Chess Story by Stefan Zweig

1) “And, actually, isn’t it damn easy to think you’re a great man if you aren’t troubled by the slightest notion that a Rembrandt, Beethoven, Dante, or Napoleon ever existed?”

2) “The more one limits oneself, the closer one is to the infinite.”

3) “C’est son métier. If I had a toothache and there happened to be a dentist on board, I wouldn’t ask him to pull my tooth free of charge.

4) “For, as is well known, nothing on earth puts more pressure on the human mind than nothing.”

5) “But even thoughts, insubstantial as they seem, need a footing, or they begin to spin, to run in frenzied circles; they can’t bear nothingness either.”

6) “The same flickering thought always broke in: What do they know? What did I say yesterday, what must I say next time?”
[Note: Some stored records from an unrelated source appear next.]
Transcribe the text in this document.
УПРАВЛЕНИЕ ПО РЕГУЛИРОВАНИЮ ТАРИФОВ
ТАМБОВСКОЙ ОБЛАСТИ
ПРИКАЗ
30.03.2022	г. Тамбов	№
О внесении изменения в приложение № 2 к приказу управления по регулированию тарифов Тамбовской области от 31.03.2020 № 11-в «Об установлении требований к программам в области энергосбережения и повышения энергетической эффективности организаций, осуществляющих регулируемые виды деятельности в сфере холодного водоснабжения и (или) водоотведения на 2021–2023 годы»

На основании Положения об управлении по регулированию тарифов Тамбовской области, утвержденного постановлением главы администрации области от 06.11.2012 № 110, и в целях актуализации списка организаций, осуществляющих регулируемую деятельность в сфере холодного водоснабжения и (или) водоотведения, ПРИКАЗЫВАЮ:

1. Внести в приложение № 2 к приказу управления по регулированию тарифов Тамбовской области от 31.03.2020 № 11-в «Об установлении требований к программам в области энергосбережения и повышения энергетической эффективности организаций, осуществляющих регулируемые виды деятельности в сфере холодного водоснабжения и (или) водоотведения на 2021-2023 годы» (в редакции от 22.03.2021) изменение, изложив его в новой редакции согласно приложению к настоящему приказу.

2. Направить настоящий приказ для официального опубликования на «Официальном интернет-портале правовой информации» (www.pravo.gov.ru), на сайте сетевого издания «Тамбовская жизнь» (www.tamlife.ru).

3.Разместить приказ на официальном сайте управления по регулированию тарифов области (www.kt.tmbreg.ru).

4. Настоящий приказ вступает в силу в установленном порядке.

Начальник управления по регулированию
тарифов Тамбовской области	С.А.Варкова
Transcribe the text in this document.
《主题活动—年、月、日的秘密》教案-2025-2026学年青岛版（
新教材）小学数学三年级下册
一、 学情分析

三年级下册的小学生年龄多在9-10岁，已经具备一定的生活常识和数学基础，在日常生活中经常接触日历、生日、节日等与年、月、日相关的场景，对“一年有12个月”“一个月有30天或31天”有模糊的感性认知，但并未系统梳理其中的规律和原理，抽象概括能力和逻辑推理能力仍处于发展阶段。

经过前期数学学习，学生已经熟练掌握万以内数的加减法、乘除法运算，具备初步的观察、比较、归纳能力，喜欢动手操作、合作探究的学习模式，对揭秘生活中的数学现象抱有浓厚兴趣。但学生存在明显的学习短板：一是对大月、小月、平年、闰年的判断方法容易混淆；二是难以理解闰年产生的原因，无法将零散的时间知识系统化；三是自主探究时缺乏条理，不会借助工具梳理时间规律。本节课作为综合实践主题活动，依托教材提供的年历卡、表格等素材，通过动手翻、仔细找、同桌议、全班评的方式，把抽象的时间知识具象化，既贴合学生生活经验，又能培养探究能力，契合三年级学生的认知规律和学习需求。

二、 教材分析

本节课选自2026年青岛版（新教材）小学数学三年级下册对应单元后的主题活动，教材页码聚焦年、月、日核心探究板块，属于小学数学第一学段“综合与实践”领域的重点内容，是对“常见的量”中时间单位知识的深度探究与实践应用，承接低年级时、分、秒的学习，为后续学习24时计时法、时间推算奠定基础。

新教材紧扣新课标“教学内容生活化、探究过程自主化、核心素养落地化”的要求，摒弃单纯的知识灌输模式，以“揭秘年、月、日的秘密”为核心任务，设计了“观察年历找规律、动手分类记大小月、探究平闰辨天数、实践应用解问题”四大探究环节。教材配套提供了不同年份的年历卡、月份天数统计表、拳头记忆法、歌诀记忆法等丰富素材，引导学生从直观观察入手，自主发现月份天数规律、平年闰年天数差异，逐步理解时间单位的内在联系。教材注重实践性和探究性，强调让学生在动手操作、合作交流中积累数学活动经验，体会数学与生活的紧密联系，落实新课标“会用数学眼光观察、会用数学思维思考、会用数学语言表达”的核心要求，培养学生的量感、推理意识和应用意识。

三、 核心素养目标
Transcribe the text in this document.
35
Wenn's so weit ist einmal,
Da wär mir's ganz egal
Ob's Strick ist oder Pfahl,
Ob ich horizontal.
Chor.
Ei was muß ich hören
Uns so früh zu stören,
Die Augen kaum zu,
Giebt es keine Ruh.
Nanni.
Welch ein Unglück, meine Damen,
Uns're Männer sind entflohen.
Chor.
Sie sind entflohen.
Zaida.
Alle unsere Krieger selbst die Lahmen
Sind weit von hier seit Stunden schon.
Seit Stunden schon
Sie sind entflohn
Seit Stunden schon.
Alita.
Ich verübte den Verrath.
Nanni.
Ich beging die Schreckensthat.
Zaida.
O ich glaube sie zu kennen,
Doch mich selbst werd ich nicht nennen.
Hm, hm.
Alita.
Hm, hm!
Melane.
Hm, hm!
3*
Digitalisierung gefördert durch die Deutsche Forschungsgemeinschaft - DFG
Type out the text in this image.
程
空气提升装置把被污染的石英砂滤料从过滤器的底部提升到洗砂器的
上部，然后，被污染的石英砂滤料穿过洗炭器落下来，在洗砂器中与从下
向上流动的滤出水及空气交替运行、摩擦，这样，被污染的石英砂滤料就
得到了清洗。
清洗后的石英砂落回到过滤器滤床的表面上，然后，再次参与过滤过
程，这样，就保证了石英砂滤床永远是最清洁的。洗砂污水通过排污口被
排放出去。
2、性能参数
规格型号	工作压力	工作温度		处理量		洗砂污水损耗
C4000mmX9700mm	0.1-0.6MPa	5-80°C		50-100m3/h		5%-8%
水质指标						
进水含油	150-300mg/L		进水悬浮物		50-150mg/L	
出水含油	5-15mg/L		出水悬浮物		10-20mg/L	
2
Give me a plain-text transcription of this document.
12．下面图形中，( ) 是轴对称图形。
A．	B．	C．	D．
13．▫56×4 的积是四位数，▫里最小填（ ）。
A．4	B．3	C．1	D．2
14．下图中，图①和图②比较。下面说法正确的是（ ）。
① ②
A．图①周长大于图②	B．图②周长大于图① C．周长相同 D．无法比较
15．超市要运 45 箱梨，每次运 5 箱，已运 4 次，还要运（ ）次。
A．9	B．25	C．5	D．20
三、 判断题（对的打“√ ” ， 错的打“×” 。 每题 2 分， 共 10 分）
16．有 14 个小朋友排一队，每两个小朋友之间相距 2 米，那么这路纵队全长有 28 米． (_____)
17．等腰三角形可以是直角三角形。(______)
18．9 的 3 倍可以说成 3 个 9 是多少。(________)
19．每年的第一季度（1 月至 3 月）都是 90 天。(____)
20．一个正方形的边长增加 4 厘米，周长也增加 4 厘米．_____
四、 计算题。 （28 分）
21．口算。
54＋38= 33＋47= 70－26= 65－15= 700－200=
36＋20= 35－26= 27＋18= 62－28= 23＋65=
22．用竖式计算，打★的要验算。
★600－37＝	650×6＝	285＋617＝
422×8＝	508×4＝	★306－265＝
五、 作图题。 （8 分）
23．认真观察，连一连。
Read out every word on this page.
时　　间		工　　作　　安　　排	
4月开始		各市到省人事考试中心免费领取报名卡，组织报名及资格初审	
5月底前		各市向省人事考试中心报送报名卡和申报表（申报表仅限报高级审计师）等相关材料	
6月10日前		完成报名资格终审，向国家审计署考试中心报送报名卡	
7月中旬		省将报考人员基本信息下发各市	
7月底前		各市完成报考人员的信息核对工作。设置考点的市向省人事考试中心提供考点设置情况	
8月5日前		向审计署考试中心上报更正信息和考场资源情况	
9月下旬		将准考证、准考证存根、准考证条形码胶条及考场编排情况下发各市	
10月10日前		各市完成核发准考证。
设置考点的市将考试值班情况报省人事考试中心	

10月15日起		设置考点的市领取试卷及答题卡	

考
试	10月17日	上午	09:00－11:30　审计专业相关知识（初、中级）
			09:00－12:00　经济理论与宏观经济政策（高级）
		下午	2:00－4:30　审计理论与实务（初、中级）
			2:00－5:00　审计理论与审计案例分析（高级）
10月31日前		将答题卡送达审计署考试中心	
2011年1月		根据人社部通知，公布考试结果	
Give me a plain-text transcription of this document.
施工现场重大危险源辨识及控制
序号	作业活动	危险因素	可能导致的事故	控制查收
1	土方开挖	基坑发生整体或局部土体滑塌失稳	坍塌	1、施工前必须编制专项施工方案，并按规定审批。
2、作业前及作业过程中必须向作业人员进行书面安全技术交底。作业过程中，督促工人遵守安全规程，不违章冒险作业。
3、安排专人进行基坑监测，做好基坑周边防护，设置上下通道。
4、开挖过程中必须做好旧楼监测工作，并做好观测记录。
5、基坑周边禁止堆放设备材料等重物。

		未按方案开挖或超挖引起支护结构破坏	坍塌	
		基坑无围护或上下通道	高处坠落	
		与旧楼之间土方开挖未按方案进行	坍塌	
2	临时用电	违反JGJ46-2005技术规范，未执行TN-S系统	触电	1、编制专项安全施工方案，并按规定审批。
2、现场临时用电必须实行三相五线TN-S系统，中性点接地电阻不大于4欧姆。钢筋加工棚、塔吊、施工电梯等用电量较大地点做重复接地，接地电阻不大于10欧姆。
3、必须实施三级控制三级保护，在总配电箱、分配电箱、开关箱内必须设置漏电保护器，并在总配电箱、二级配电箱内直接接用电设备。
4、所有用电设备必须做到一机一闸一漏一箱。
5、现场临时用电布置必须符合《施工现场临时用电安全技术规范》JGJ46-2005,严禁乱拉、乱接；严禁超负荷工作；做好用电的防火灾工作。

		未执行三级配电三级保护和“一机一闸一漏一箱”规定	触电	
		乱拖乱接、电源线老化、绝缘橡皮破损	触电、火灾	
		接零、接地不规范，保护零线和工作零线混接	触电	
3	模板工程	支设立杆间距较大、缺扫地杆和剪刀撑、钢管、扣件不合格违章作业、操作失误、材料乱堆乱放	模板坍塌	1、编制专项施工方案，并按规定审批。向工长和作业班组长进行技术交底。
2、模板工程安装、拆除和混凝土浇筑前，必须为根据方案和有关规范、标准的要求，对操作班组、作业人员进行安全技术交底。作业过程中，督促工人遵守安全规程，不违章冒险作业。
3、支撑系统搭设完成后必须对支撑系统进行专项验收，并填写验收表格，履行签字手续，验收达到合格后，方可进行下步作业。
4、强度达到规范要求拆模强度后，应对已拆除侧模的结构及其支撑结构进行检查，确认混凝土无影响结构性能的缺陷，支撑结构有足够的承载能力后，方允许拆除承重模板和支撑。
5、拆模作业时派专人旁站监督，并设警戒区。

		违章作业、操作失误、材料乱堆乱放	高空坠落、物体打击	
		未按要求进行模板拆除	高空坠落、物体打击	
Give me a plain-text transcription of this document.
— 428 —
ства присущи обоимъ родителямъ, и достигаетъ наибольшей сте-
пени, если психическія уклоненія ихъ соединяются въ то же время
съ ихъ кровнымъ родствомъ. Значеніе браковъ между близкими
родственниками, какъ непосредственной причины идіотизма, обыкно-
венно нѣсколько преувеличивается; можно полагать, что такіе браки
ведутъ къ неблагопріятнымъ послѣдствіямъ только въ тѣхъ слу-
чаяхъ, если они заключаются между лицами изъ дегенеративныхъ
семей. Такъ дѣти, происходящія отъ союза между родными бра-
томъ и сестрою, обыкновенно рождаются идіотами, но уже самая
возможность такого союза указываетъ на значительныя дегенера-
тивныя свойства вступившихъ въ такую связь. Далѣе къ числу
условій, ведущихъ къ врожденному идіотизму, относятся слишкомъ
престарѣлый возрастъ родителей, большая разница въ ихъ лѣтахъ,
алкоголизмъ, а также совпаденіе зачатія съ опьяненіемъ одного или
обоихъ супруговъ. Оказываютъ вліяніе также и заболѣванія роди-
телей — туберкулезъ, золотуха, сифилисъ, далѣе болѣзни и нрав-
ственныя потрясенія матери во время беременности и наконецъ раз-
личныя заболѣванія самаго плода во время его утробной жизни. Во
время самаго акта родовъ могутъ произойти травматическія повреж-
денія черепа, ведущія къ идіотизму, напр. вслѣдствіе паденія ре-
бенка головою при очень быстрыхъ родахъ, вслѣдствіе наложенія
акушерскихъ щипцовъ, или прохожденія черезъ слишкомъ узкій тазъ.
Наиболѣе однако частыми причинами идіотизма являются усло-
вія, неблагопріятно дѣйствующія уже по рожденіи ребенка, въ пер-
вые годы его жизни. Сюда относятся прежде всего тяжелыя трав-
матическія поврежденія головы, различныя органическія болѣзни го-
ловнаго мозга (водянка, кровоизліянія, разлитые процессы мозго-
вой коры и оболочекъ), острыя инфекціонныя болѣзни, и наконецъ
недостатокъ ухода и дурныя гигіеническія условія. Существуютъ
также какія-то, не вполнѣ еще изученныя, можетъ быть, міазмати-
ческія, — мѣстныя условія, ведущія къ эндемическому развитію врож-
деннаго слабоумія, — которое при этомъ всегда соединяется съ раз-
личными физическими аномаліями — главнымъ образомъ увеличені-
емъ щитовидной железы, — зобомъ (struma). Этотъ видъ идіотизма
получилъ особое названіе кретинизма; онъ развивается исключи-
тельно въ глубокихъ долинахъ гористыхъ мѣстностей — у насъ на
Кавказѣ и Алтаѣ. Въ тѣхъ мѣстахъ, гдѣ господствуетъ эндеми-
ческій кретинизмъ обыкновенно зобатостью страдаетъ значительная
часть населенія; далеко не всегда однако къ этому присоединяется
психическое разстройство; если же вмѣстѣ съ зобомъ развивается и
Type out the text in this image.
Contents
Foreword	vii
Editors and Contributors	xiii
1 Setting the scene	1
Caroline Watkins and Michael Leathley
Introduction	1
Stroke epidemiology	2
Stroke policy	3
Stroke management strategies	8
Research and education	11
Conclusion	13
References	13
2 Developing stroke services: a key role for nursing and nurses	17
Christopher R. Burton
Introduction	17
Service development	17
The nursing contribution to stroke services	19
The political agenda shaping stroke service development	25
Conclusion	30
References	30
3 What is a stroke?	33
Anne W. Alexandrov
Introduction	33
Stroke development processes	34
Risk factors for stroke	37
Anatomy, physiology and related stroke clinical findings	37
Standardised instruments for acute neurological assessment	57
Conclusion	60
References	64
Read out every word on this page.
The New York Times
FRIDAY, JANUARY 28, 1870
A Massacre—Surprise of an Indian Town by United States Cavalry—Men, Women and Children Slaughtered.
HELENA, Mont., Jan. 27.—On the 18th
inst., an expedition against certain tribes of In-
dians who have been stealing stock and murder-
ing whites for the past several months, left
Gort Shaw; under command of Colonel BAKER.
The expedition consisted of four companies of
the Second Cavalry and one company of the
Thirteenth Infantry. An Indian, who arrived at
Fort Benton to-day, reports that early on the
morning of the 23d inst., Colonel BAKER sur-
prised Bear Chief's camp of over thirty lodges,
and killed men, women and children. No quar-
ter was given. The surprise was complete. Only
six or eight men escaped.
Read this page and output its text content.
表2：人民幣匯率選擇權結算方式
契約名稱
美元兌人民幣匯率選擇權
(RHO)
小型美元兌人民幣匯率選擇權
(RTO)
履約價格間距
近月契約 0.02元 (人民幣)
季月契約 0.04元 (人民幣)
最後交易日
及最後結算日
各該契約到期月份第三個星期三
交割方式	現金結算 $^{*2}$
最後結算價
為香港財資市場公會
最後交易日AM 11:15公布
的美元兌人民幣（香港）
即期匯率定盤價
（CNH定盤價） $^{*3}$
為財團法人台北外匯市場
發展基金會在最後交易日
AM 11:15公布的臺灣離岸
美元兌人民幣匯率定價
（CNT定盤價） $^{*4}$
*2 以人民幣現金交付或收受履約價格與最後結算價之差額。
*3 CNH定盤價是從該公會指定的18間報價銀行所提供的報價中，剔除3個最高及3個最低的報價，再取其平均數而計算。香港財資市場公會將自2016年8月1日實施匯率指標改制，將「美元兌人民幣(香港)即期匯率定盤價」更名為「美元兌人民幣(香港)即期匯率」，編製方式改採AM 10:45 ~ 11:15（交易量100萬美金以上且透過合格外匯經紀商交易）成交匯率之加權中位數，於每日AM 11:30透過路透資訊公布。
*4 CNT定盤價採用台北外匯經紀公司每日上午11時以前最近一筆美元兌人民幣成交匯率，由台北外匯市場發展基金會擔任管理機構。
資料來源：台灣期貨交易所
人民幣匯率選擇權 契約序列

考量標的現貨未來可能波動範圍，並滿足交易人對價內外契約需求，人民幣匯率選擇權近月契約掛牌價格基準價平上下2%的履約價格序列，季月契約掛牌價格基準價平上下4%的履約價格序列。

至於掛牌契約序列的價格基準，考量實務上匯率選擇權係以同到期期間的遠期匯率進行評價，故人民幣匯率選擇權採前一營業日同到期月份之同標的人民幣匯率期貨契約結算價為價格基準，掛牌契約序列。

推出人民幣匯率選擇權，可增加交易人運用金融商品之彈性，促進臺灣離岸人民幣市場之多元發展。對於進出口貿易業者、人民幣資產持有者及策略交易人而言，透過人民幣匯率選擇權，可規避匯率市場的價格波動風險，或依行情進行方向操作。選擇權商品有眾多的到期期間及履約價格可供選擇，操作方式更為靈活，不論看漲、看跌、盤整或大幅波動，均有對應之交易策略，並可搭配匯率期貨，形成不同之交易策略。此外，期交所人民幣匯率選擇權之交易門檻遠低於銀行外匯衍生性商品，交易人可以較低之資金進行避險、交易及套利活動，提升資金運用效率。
7) “My knees began to shake: a BOOK!”

8) “For suddenly I had something to do – something meaningless, something without purpose, you may say, but still something that nullified the nullity surrounding me.”

9) “Playing chess against oneself is thus as paradoxical as jumping over one’s own shadows.”

10) “I regret that it was played for such thoroughly incompetent spectators and that its course is as lost to the annals of chess as Beethoven’s piano improvisations are to music.”

An intriguing short story that explored the human mind and picked up near the end. The narrator’s perspective reminded me of The Great Gatsby, and the interrogations brought me back to The Sympathizers.